Renting property is a business that's been stripped of almost all risk to owners by law. But it is also more than a business: it is control over one of most basic needs: shelter. That power comes w/great responsibility—to tenants & community. But still we see how profit is king.
It may seem long, but it is *incredible* to me that we can be faced w/this virus & medical science gets us a vaccine w/in a year. We only had to make sure everyone stayed safe & fed & housed for a year—that’s it. And we apparently cannot even commit to do it for half that time.
Most legislative sessions, I have to completely become a robot just to survive it. But this yr I admit, I’m breaking more than ever. I saw this pic this morning &…

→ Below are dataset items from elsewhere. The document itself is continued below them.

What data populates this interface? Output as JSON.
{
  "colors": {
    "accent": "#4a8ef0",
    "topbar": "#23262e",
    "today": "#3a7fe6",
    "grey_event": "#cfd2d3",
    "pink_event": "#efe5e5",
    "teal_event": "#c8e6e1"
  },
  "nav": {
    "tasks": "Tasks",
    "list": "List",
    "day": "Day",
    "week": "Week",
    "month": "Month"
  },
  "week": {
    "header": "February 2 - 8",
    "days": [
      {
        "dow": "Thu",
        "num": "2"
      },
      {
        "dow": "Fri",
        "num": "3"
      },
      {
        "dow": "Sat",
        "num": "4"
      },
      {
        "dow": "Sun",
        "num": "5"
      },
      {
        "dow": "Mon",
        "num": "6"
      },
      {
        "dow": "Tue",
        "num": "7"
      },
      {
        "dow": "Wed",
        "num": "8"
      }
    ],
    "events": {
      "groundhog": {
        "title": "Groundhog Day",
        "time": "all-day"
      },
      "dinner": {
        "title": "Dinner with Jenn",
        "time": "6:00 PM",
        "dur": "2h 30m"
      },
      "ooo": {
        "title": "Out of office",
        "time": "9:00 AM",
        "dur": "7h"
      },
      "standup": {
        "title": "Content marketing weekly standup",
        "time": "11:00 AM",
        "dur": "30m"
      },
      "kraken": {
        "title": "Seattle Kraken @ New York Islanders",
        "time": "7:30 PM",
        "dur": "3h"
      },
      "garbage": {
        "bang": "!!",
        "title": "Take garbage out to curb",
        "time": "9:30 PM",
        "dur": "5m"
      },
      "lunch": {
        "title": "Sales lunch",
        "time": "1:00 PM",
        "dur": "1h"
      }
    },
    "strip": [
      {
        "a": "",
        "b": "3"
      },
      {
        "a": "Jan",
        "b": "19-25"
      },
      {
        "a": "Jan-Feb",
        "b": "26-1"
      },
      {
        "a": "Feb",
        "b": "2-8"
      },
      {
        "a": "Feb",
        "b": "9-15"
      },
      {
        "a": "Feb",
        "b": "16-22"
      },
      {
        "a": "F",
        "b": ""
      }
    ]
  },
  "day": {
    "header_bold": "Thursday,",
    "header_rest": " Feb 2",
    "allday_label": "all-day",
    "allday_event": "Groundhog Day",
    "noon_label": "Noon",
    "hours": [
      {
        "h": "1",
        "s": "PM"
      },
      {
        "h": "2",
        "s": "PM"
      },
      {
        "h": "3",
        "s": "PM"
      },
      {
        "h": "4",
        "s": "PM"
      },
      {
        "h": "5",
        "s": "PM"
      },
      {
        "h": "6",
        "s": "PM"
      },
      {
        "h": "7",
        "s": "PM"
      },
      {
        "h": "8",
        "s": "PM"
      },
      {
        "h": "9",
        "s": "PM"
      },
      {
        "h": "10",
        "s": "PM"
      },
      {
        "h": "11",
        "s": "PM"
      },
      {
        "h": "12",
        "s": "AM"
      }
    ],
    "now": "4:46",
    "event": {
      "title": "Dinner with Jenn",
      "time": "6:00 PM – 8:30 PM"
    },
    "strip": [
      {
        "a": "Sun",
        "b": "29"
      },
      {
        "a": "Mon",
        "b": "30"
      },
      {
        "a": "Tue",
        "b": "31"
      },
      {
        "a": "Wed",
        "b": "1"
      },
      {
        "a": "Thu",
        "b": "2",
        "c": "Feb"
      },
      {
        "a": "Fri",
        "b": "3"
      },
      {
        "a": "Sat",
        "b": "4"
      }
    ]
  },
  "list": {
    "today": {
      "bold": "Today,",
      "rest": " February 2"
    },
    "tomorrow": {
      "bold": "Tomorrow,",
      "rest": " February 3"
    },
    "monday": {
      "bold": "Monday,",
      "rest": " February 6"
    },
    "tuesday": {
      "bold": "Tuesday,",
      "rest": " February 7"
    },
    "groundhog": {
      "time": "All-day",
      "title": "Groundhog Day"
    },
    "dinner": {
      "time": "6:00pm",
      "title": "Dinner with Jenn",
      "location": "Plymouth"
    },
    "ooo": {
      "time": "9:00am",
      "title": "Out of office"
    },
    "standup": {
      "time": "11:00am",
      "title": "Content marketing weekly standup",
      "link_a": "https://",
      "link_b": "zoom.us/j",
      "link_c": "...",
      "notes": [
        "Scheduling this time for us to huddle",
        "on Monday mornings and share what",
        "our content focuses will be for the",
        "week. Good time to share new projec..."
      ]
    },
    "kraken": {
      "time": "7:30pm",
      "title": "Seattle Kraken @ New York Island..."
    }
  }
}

The whimsy with which we treat the lives of those w/o power. It is the worst virus of all.
And you see the magic trick here, right? Ppl are evicted, & where do they go if they even have somewhere to go: to stay w/someone else who is a tenant, themselves then becoming “ppl who are not on a lease,” making *that* person now evictable.
There are others, & there cld be even more, Virginia, if you reach out & advocate, but I want to thank Sen @Hashmi4Va, Sen @JennMcClellanVA, & Del @JoshuaCole for fighting to halt evictions in Va to keep ppl safe—to value ppl’s lives first, & then shape policy around that value.
Day after day I hear this “we must ensure landlords are made whole” from any losses.

That phrase: made whole.

What that tells me is: when we *don’t* use that term, that aspiration for tenants/community members, it’s bc we never saw them as a whole person in the first place.
When do economically deprived families get to be “made whole” from their losses.

When do communities ravaged by disinvestment get to be “made whole.”

When do underfunded schools get to be “made whole."

We are building policy backwards, & around the wrong people.
And even then—to make schools “whole,” you have to make whole the communities they support.

Sen. @Hashmi4Va, in support of her eviction moratorium bill this week: “What good is a laptop if you have no place to plug it in?"
I don’t often share personal life details here, but here I feel like I shld: I’m not just an advocate/lawyer in this; I’m a card-carrying member. Before I was a lawyer or knew how to get help, I was subjected to a “self-help” eviction. It was terrifying. I had $300 cash & no job.
I often say “there is no poetry in the law” & this is part of what I mean. In policy, imagination is dying. Ppl in power need the imagination to build policy around the need, not the status quo—How do we get ppl in power to have that imagination, to put themselves in that plight?
This is going to take a movement, & what’s been happening in the streets is inspiring, but it has to grow & it has to include ppl who *aren’t* at risk. I want to see property owners out there w/ #NOEVICTIONS signs. I want them flooding emails to legislators & testifying.
You know where our collective imagination stands rn? When someone puts forth a policy to protect families from becoming homeless, we say it’s an act of “political courage.” We call it COURAGE when ppl in power choose to help those in need.

We should call it a JOB DESCRIPTION.
I was told just this week by a legislator (on a different policy) that I was being “unrealistic” in my expectations.

My reply: It’s my job to be “unrealistic” in a reality like this.